- Conference: Big Ten Conference
- Record: 5–5 (4–3 Big Ten)
- Head coach: Ray Nagel (3rd season);
- MVP: Ed Podolak
- Captains: Ed Podolak; Steve Wilson;
- Home stadium: Iowa Stadium

= 1968 Iowa Hawkeyes football team =

American college football season

The 1968 Iowa Hawkeyes football team was an American football team that represented the University of Iowa as a member of the Big Ten Conference during the 1968 Big Ten football season. In their third year under head coach Ray Nagel, the Hawkeyes compiled a 5–5 record (4–3 in conference game), tied for fifth place in the Big Ten, and outscored opponents by a total of 322 to 289.

The 1968 Hawkeyes gained 2,528 rushing yards and 1,876 passing yards. On defense, they gave up 2,819 rushing yards and 1,283 passing yards. They broke Big Ten scoring and total offense records.

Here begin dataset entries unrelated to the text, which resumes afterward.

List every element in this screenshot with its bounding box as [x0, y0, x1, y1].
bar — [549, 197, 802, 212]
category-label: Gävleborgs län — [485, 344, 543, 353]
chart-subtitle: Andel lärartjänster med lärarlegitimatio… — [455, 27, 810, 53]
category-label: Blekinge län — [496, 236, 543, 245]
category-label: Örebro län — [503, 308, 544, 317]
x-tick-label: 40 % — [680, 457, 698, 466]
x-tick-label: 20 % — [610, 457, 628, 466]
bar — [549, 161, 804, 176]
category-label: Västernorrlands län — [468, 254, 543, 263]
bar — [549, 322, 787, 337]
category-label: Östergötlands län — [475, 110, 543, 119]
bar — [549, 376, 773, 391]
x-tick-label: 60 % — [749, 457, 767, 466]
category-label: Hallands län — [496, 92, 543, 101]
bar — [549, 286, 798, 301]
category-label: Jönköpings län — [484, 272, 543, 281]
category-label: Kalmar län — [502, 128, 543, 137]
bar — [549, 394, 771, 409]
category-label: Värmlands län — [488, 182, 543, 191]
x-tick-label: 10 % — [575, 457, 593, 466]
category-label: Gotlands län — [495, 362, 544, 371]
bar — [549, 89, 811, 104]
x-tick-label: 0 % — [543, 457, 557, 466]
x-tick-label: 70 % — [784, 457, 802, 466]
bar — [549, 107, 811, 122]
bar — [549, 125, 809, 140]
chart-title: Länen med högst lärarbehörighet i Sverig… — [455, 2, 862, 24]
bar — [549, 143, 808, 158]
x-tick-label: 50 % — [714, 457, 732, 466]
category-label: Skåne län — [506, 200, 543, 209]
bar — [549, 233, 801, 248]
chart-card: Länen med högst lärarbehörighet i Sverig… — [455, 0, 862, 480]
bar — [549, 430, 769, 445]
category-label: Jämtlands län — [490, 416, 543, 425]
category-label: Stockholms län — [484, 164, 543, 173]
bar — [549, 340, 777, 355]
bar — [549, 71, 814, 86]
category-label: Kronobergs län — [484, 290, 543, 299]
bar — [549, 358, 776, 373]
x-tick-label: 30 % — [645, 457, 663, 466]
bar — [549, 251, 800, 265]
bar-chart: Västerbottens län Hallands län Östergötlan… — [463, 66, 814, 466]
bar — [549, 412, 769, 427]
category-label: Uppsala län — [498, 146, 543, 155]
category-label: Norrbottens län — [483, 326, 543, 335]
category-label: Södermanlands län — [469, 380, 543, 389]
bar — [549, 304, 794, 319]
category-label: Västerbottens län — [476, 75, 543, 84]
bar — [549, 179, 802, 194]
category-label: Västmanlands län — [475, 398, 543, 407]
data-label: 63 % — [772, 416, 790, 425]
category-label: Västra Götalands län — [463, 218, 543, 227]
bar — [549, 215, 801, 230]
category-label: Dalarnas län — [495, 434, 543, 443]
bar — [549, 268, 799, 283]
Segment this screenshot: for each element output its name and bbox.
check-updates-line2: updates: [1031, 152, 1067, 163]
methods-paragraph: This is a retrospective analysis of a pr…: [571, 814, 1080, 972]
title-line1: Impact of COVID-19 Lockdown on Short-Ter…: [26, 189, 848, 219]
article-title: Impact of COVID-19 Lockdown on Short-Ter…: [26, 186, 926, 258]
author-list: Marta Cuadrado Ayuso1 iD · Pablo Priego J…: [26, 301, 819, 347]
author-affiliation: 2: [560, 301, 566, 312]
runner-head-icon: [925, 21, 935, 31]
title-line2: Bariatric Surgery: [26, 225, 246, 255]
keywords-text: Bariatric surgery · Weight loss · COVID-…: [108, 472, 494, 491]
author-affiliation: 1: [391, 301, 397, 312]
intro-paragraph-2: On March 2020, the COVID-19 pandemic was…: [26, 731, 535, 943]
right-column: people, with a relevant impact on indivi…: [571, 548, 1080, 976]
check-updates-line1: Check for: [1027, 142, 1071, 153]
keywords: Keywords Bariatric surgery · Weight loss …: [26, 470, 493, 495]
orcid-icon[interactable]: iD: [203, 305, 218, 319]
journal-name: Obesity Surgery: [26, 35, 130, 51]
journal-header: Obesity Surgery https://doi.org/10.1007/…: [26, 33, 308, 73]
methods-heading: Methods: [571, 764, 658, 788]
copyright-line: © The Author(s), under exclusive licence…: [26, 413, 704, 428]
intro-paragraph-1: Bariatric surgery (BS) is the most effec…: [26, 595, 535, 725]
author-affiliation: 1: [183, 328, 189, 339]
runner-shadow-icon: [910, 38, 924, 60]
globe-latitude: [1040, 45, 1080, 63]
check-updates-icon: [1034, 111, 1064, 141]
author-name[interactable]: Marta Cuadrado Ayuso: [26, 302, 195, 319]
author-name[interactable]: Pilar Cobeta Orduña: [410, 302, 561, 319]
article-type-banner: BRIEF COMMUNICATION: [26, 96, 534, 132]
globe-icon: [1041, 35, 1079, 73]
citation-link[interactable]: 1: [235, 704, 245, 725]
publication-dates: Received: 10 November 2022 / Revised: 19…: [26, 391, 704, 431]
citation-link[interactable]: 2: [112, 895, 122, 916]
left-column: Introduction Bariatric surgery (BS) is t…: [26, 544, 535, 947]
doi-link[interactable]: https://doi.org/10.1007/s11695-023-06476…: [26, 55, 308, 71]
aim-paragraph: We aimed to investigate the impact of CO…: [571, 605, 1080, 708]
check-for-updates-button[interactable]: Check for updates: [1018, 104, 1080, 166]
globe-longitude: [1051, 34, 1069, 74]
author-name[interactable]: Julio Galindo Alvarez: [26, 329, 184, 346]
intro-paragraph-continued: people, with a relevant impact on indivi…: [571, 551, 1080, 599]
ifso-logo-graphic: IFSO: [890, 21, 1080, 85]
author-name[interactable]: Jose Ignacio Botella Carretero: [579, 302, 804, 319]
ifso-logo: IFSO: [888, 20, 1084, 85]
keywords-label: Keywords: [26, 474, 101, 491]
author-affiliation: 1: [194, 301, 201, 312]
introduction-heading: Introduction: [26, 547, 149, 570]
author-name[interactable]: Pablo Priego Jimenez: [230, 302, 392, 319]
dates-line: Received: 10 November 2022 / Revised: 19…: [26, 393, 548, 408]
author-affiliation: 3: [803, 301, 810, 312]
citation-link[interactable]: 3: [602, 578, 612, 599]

The team's statistical leaders included quarterback Larry Lawrence (88-of-156 passing, 1,307 yards, 60 points scored), Ed Podolak (937 rushing yards), and Ray Manning (35 receptions for 426 yards). Podolak set a new Iowa single-game record with 286 rushing yards on 17 carries against Northwestern. Podolak and defensive back Steve Wilson were the team captains. Podolak was selected as the team's most valuable player.

The team played its home games at Iowa Stadium in Iowa City, Iowa. Home attendance totaled 294,126, an average of 49,021 per game.

==Schedule==

| Date | Opponent | Site | Result | Attendance | Source |
| September 21 | No. 8 Oregon State* | Iowa Stadium; Iowa City, IA; | W 21–20 | 46,892 |  |
| September 28 | at TCU* | Amon G. Carter Stadium; Fort Worth, TX; | L 17–28 | 25,000 |  |
| October 5 | No. 5 Notre Dame* | Iowa Stadium; Iowa City, IA; | L 28–51 | 58,043 |  |
| October 12 | Indiana | Iowa Stadium; Iowa City, IA; | L 34–38 | 54,633 |  |
| October 19 | Wisconsin | Iowa Stadium; Iowa City, IA (rivalry); | W 41–0 | 45,651 |  |
| October 26 | at No. 7 Purdue | Ross–Ade Stadium; West Lafayette, IN; | L 14–44 | 61,927 |  |
| November 2 | at Minnesota | Memorial Stadium; Minneapolis, MN (rivalry); | W 35–28 | 57,703 |  |
| November 9 | Northwestern | Iowa Stadium; Iowa City, IA; | W 68–34 | 44,876 |  |
| November 16 | No. 2 Ohio State | Iowa Stadium; Iowa City, IA; | L 27–33 | 44,131 |  |
| November 23 | at Illinois | Memorial Stadium; Champaign, IL; | W 37–13 | 35,055 |  |
*Non-conference game; Homecoming; Rankings from AP Poll released prior to the game;

==Game summaries==
===Oregon State===

| Team | 1 | 2 | 3 | 4 | Total |
|---|---|---|---|---|---|
| No. 8 Beavers | 14 | 6 | 0 | 0 | 20 |
| • Hawkeyes | 7 | 7 | 0 | 7 | 21 |

===Northwestern===

It was a record-setting day for the Hawkeyes. Iowa established a Big Ten record for total offense with 639 yards (431 rushing). Ed Podolak rushed for 286 yards (setting Iowa and Big Ten records) and two touchdowns on 17 carries. His performance still ranks #2 on Iowa's single-game rushing list.

| Team | 1 | 2 | 3 | 4 | Total |
|---|---|---|---|---|---|
| Wildcats | 7 | 7 | 14 | 6 | 34 |
| • Hawkeyes | 14 | 28 | 7 | 19 | 68 |

===Ohio State===

| Team | 1 | 2 | 3 | 4 | Total |
|---|---|---|---|---|---|
| • No. 2 Buckeyes | 6 | 6 | 14 | 7 | 33 |
| Hawkeyes | 0 | 0 | 6 | 21 | 27 |

===At Illinois===

After winning only 4 games combined over the previous three seasons, the Hawkeyes earned their 5th victory of the season.